NEUROSONIC - A Smack In The Mouth

November 22, 2006, 17 years ago

By Carl Begai

neurosonic feature

Folks in Canada may remember a band called Out Of Your Mouth that rose to fame in 2004 with a cover version of the Madonna hit ‘Music’. The song received regular airplay on MuchMusic and their debut album, Draghdad, went on to sell 15,000 units in Canada alone. It wasn’t enough for frontman Jason Darr, however, who had very definite ideas about what he wanted out of a career as a professional musician. His bandmates didn’t share that vision, resulting in the birth of the one man army known as Neurosonic. And while Neurosonic has become a band since the release of the debut album, Drama Queen, this is clearly his baby from top to bottom, inside and out.

“You never know how things are going to work until you sit down and try to write songs with somebody,” Darr offers, opening things up with a look back at Out Of Your Mouth. “In the past I haven’t been a good co-writer with other band members, which is why Neurosonic is the animal that it is. This is the first work that I’ve done that is actually 100% my vision from start to finish. When Out Of Your Mouth started to wind down I moved to Vancouver, took myself out of the equation and started working in my manager’s studio, got to know how ProTools worked and started writing songs by myself in my own headspace. I was completely unaware of everything going on around me musically. I just wrote from the heart, and I had the time and the facilities to really, really craft stuff. The demos I was making were better than my major label debut, so I sent the stuff to the guys in Out Of Your Mouth and they said, ‘Yeah, it’s okay…’ I was like, ‘Are you out of your fucking minds? This is so much better than the shit we did.’ So, that was a real eye-opener for me. I realized it was time to let go of the dead weight and do stuff on my own.”
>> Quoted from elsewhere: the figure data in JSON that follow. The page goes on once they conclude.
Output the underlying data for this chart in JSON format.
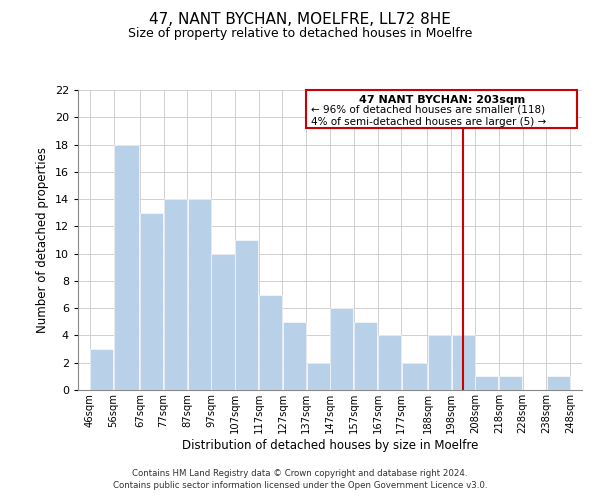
{
  "title": "47, NANT BYCHAN, MOELFRE, LL72 8HE",
  "subtitle": "Size of property relative to detached houses in Moelfre",
  "xlabel": "Distribution of detached houses by size in Moelfre",
  "ylabel": "Number of detached properties",
  "bar_lefts": [
    46,
    56,
    67,
    77,
    87,
    97,
    107,
    117,
    127,
    137,
    147,
    157,
    167,
    177,
    188,
    198,
    208,
    218,
    228,
    238
  ],
  "bar_rights": [
    56,
    67,
    77,
    87,
    97,
    107,
    117,
    127,
    137,
    147,
    157,
    167,
    177,
    188,
    198,
    208,
    218,
    228,
    238,
    248
  ],
  "bar_heights": [
    3,
    18,
    13,
    14,
    14,
    10,
    11,
    7,
    5,
    2,
    6,
    5,
    4,
    2,
    4,
    4,
    1,
    1,
    0,
    1
  ],
  "bar_color": "#b8d0e8",
  "grid_color": "#d0d0d0",
  "background_color": "#ffffff",
  "ylim": [
    0,
    22
  ],
  "yticks": [
    0,
    2,
    4,
    6,
    8,
    10,
    12,
    14,
    16,
    18,
    20,
    22
  ],
  "property_line_x": 203,
  "property_line_color": "#cc0000",
  "annotation_title": "47 NANT BYCHAN: 203sqm",
  "annotation_line1": "← 96% of detached houses are smaller (118)",
  "annotation_line2": "4% of semi-detached houses are larger (5) →",
  "annotation_box_color": "#cc0000",
  "footer_line1": "Contains HM Land Registry data © Crown copyright and database right 2024.",
  "footer_line2": "Contains public sector information licensed under the Open Government Licence v3.0.",
  "tick_labels": [
    "46sqm",
    "56sqm",
    "67sqm",
    "77sqm",
    "87sqm",
    "97sqm",
    "107sqm",
    "117sqm",
    "127sqm",
    "137sqm",
    "147sqm",
    "157sqm",
    "167sqm",
    "177sqm",
    "188sqm",
    "198sqm",
    "208sqm",
    "218sqm",
    "228sqm",
    "238sqm",
    "248sqm"
  ]
}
Neurosonic’s debut, Drama Queen, is a brilliant, inventive mix of industrial, pop, rock and metal. Sort of a sarcastic take on Nine Inch Nails minus the angst, and a feast for any open-minded music fan.
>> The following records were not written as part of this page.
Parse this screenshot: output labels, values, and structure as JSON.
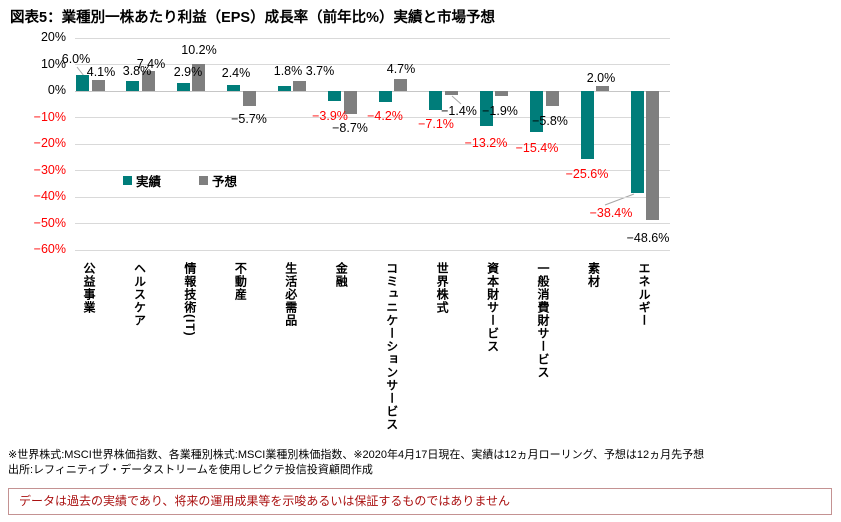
{
  "title": "図表5：業種別一株あたり利益（EPS）成長率（前年比%）実績と市場予想",
  "chart_data": {
    "type": "bar",
    "categories": [
      "公益事業",
      "ヘルスケア",
      "情報技術(IT)",
      "不動産",
      "生活必需品",
      "金融",
      "コミュニケーションサービス",
      "世界株式",
      "資本財サービス",
      "一般消費財サービス",
      "素材",
      "エネルギー"
    ],
    "series": [
      {
        "name": "実績",
        "color": "#007d7a",
        "values": [
          6.0,
          3.8,
          2.9,
          2.4,
          1.8,
          -3.9,
          -4.2,
          -7.1,
          -13.2,
          -15.4,
          -25.6,
          -38.4
        ]
      },
      {
        "name": "予想",
        "color": "#7f7f7f",
        "values": [
          4.1,
          7.4,
          10.2,
          -5.7,
          3.7,
          -8.7,
          4.7,
          -1.4,
          -1.9,
          -5.8,
          2.0,
          -48.6
        ]
      }
    ],
    "xlabel": "",
    "ylabel": "",
    "ylim": [
      -60,
      20
    ],
    "ytick_step": 10,
    "yticks": [
      "20%",
      "10%",
      "0%",
      "-10%",
      "-20%",
      "-30%",
      "-40%",
      "-50%",
      "-60%"
    ],
    "grid": true,
    "legend_position": "inside-top-left",
    "colors": {
      "actual_bar": "#007d7a",
      "forecast_bar": "#7f7f7f",
      "negative_text": "#ff0000",
      "positive_text": "#000000",
      "gridline": "#d9d9d9",
      "leader_line": "#a6a6a6"
    }
  },
  "legend": {
    "actual": "実績",
    "forecast": "予想"
  },
  "footnotes": [
    "※世界株式:MSCI世界株価指数、各業種別株式:MSCI業種別株価指数、※2020年4月17日現在、実績は12ヵ月ローリング、予想は12ヵ月先予想",
    "出所:レフィニティブ・データストリームを使用しピクテ投信投資顧問作成"
  ],
  "disclaimer": "データは過去の実績であり、将来の運用成果等を示唆あるいは保証するものではありません"
}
“That’s totally it,” says Darr. “This music is totally natural for me. If it was contrived people would be able to smell it from a mile away. The stuff on this album I made purely for me. I wrote music that I wanted to hear. I enjoy listening to it and this is the stuff I want to play. When you see us play you can see that we enjoy the music. There’s nothing contrived about it and that gives me an edge because a lot of people aren’t necessarily ready for something like Neurosonic. Some people love the album the moment they hear it, and there are other people that hate it, particularly Out Of Your Mouth fans. There’s already a bit of a witch hunt there because we had success with a cover song, and I guess they figure a guy who succeeded with a cover tune can’t do something original that’s any good. But, every bad review I’ve gotten has been good. They complain about how the album changes gears and that there’s this pop sensibility in this industrial music, and I take it as all good. You can play our music at a club, in your car, at the gym and for your girlfriend. This music is all real, it’s all me and there’s nothing pretentious about it.”
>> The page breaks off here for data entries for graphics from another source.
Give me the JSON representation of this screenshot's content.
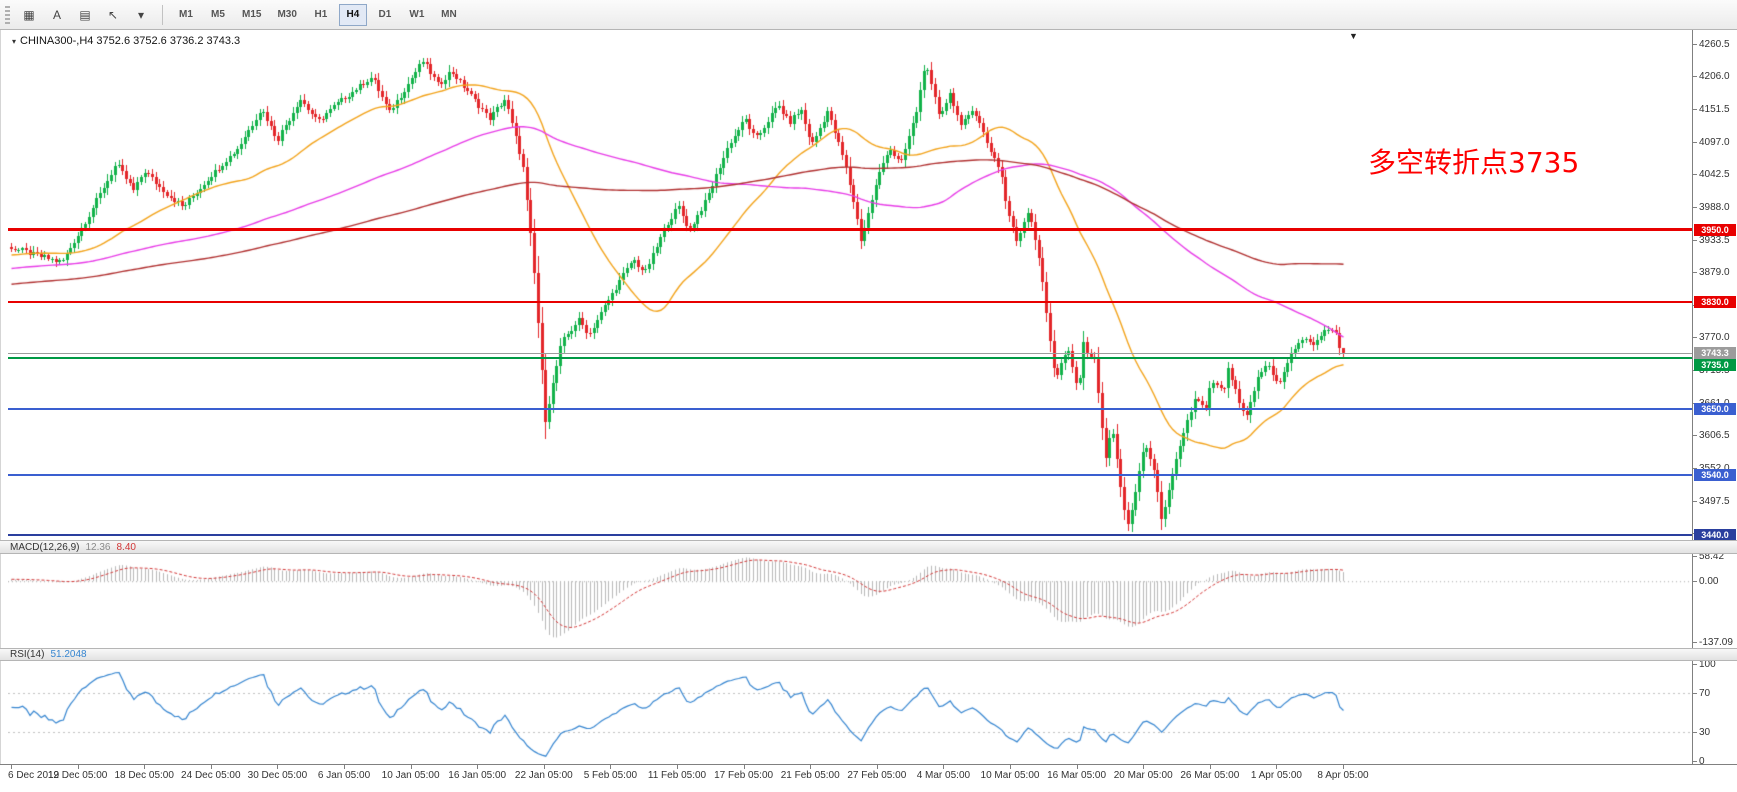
{
  "toolbar": {
    "icons": [
      {
        "name": "chart-grid-icon",
        "glyph": "▦"
      },
      {
        "name": "text-tool-icon",
        "glyph": "A"
      },
      {
        "name": "data-window-icon",
        "glyph": "▤"
      },
      {
        "name": "cursor-tool-icon",
        "glyph": "↖"
      },
      {
        "name": "dropdown-caret-icon",
        "glyph": "▾"
      }
    ],
    "timeframes": [
      {
        "label": "M1",
        "active": false
      },
      {
        "label": "M5",
        "active": false
      },
      {
        "label": "M15",
        "active": false
      },
      {
        "label": "M30",
        "active": false
      },
      {
        "label": "H1",
        "active": false
      },
      {
        "label": "H4",
        "active": true
      },
      {
        "label": "D1",
        "active": false
      },
      {
        "label": "W1",
        "active": false
      },
      {
        "label": "MN",
        "active": false
      }
    ]
  },
  "chart": {
    "title": "CHINA300-,H4 3752.6 3752.6 3736.2 3743.3",
    "menu_glyph": "▾",
    "shift_marker_glyph": "▼",
    "annotation": {
      "text": "多空转折点3735",
      "color": "#fe0000"
    }
  },
  "indicators": {
    "macd": {
      "label": "MACD(12,26,9)",
      "value_main": "12.36",
      "value_signal": "8.40",
      "axis_ticks": [
        58.42,
        0.0,
        -137.09
      ],
      "axis_tick_labels": [
        "58.42",
        "0.00",
        "-137.09"
      ]
    },
    "rsi": {
      "label": "RSI(14)",
      "value": "51.2048",
      "axis_ticks": [
        100,
        70,
        30,
        0
      ],
      "axis_tick_labels": [
        "100",
        "70",
        "30",
        "0"
      ],
      "levels": [
        70,
        30
      ]
    }
  },
  "chart_data": {
    "type": "candlestick",
    "symbol": "CHINA300-",
    "timeframe": "H4",
    "current_bar": {
      "open": 3752.6,
      "high": 3752.6,
      "low": 3736.2,
      "close": 3743.3
    },
    "num_bars": 360,
    "price_range": {
      "top": 4278,
      "bottom": 3432
    },
    "y_ticks": [
      "4260.5",
      "4206.0",
      "4151.5",
      "4097.0",
      "4042.5",
      "3988.0",
      "3933.5",
      "3879.0",
      "3824.5",
      "3770.0",
      "3715.5",
      "3661.0",
      "3606.5",
      "3552.0",
      "3497.5",
      "3443.0"
    ],
    "x_labels": [
      "6 Dec 2019",
      "12 Dec 05:00",
      "18 Dec 05:00",
      "24 Dec 05:00",
      "30 Dec 05:00",
      "6 Jan 05:00",
      "10 Jan 05:00",
      "16 Jan 05:00",
      "22 Jan 05:00",
      "5 Feb 05:00",
      "11 Feb 05:00",
      "17 Feb 05:00",
      "21 Feb 05:00",
      "27 Feb 05:00",
      "4 Mar 05:00",
      "10 Mar 05:00",
      "16 Mar 05:00",
      "20 Mar 05:00",
      "26 Mar 05:00",
      "1 Apr 05:00",
      "8 Apr 05:00"
    ],
    "price_path": [
      [
        0,
        3920
      ],
      [
        0.015,
        3910
      ],
      [
        0.038,
        3895
      ],
      [
        0.055,
        3960
      ],
      [
        0.079,
        4060
      ],
      [
        0.092,
        4015
      ],
      [
        0.1,
        4048
      ],
      [
        0.112,
        4020
      ],
      [
        0.129,
        3987
      ],
      [
        0.15,
        4040
      ],
      [
        0.17,
        4085
      ],
      [
        0.188,
        4152
      ],
      [
        0.2,
        4100
      ],
      [
        0.217,
        4168
      ],
      [
        0.23,
        4130
      ],
      [
        0.25,
        4170
      ],
      [
        0.271,
        4205
      ],
      [
        0.284,
        4145
      ],
      [
        0.3,
        4200
      ],
      [
        0.309,
        4232
      ],
      [
        0.321,
        4190
      ],
      [
        0.33,
        4215
      ],
      [
        0.345,
        4175
      ],
      [
        0.359,
        4135
      ],
      [
        0.371,
        4168
      ],
      [
        0.384,
        4060
      ],
      [
        0.392,
        3900
      ],
      [
        0.401,
        3632
      ],
      [
        0.413,
        3760
      ],
      [
        0.426,
        3800
      ],
      [
        0.434,
        3775
      ],
      [
        0.455,
        3858
      ],
      [
        0.467,
        3900
      ],
      [
        0.476,
        3878
      ],
      [
        0.492,
        3958
      ],
      [
        0.501,
        3990
      ],
      [
        0.509,
        3948
      ],
      [
        0.522,
        4000
      ],
      [
        0.538,
        4088
      ],
      [
        0.551,
        4135
      ],
      [
        0.559,
        4100
      ],
      [
        0.576,
        4158
      ],
      [
        0.584,
        4128
      ],
      [
        0.593,
        4150
      ],
      [
        0.601,
        4090
      ],
      [
        0.613,
        4148
      ],
      [
        0.626,
        4060
      ],
      [
        0.634,
        3980
      ],
      [
        0.638,
        3932
      ],
      [
        0.651,
        4040
      ],
      [
        0.659,
        4088
      ],
      [
        0.668,
        4058
      ],
      [
        0.68,
        4150
      ],
      [
        0.686,
        4228
      ],
      [
        0.697,
        4140
      ],
      [
        0.705,
        4178
      ],
      [
        0.713,
        4120
      ],
      [
        0.722,
        4155
      ],
      [
        0.734,
        4088
      ],
      [
        0.743,
        4048
      ],
      [
        0.747,
        3990
      ],
      [
        0.755,
        3930
      ],
      [
        0.764,
        3985
      ],
      [
        0.772,
        3900
      ],
      [
        0.776,
        3830
      ],
      [
        0.784,
        3700
      ],
      [
        0.793,
        3752
      ],
      [
        0.801,
        3680
      ],
      [
        0.805,
        3758
      ],
      [
        0.814,
        3728
      ],
      [
        0.818,
        3640
      ],
      [
        0.822,
        3560
      ],
      [
        0.826,
        3628
      ],
      [
        0.835,
        3490
      ],
      [
        0.839,
        3452
      ],
      [
        0.847,
        3548
      ],
      [
        0.851,
        3598
      ],
      [
        0.86,
        3528
      ],
      [
        0.864,
        3462
      ],
      [
        0.872,
        3540
      ],
      [
        0.881,
        3618
      ],
      [
        0.889,
        3668
      ],
      [
        0.897,
        3650
      ],
      [
        0.901,
        3698
      ],
      [
        0.91,
        3678
      ],
      [
        0.914,
        3718
      ],
      [
        0.922,
        3660
      ],
      [
        0.927,
        3632
      ],
      [
        0.935,
        3698
      ],
      [
        0.943,
        3728
      ],
      [
        0.952,
        3690
      ],
      [
        0.96,
        3738
      ],
      [
        0.968,
        3768
      ],
      [
        0.977,
        3758
      ],
      [
        0.985,
        3778
      ],
      [
        0.993,
        3788
      ],
      [
        0.997,
        3752.6
      ],
      [
        1,
        3743.3
      ]
    ],
    "hlines": [
      {
        "price": 3950.0,
        "label": "3950.0",
        "color": "#e80000",
        "thickness": 3
      },
      {
        "price": 3830.0,
        "label": "3830.0",
        "color": "#e80000",
        "thickness": 2
      },
      {
        "price": 3743.3,
        "label": "3743.3",
        "color": "#9c9c9c",
        "thickness": 1,
        "role": "current-price"
      },
      {
        "price": 3735.0,
        "label": "3735.0",
        "color": "#009944",
        "thickness": 2
      },
      {
        "price": 3650.0,
        "label": "3650.0",
        "color": "#3a5fd0",
        "thickness": 2
      },
      {
        "price": 3540.0,
        "label": "3540.0",
        "color": "#3a5fd0",
        "thickness": 2
      },
      {
        "price": 3440.0,
        "label": "3440.0",
        "color": "#2a3f9e",
        "thickness": 2
      }
    ],
    "moving_averages": [
      {
        "name": "ma-fast",
        "period": 34,
        "color": "#f2a31b"
      },
      {
        "name": "ma-mid",
        "period": 110,
        "color": "#e73ce7"
      },
      {
        "name": "ma-slow",
        "period": 200,
        "color": "#b03030"
      }
    ],
    "macd_range": {
      "top": 62,
      "bottom": -152
    },
    "colors": {
      "up": "#12b24a",
      "down": "#e3262a",
      "macd_hist": "#b9b9b9",
      "macd_signal": "#d23535",
      "rsi_line": "#3585d0",
      "level_line": "#c0c0c0"
    }
  }
}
With an album’s worth of music in the can, Darr’s next step was to form a band to carry the Neurosonic name on the road. They have been touring almost non-stop since Drama Queen’s release this past summer, hitting Canada, the States and Europe in rapid sucession to rave reviews. And seeing the band perform live one thing is absolutely clear: Neurosonic is hungry.

“Everywhere we’ve played, the reaction has been really positive,” Darr confirms. “People see us live and they’re like, ‘Holy fuck!’ We did a tour across America in September; people had never heard of us, and we were practically selling CDs off the stage. We’ve only done one tour in Canada and it was several months before the record came out, and we haven’t been back, so we really haven’t given Canada proper attention yet. But we will. And we’ll be heading back to Europe in 2007. That’s an incredible market. They really love to be entertained over there.”

As mentioned, Drama Queen is Darr’s musical character sketch of himself, but he admits the album is also a reaction to the present day climate of the music industry, where many artists are confined to a certain stylistic box and all it takes to become a star is an appointment on the casting couch.

“The song ‘So Many People’, for example, is about Ashlee Simpson, my favourite girl in the world,” says Darr. “At the shows we did in the States the ratio in applause quadrupled when people heard the lyrics. It’s my own little commentary on the music business, definitely. I mean, a whore like that selling two million album? Please! If it wasn’t for auto-tuning in the studio she wouldn’t have a fucking record. It’s disgraceful, it’s disgusting, and as a musician it’s embarrassing. This goes back to the Out Of Your Mouth thing, where people had really harsh judgements about me and the band because we had success with a cover song. It was fun, which was the only reason we did it. The song was in our set for four years before we even got signed.”
“Out Of Your Mouth is a drop in the bucket compared to Neurosonic as far as my pride goes,” he adds. “I don’t think it’s nearly as good of a record as Drama Queen.”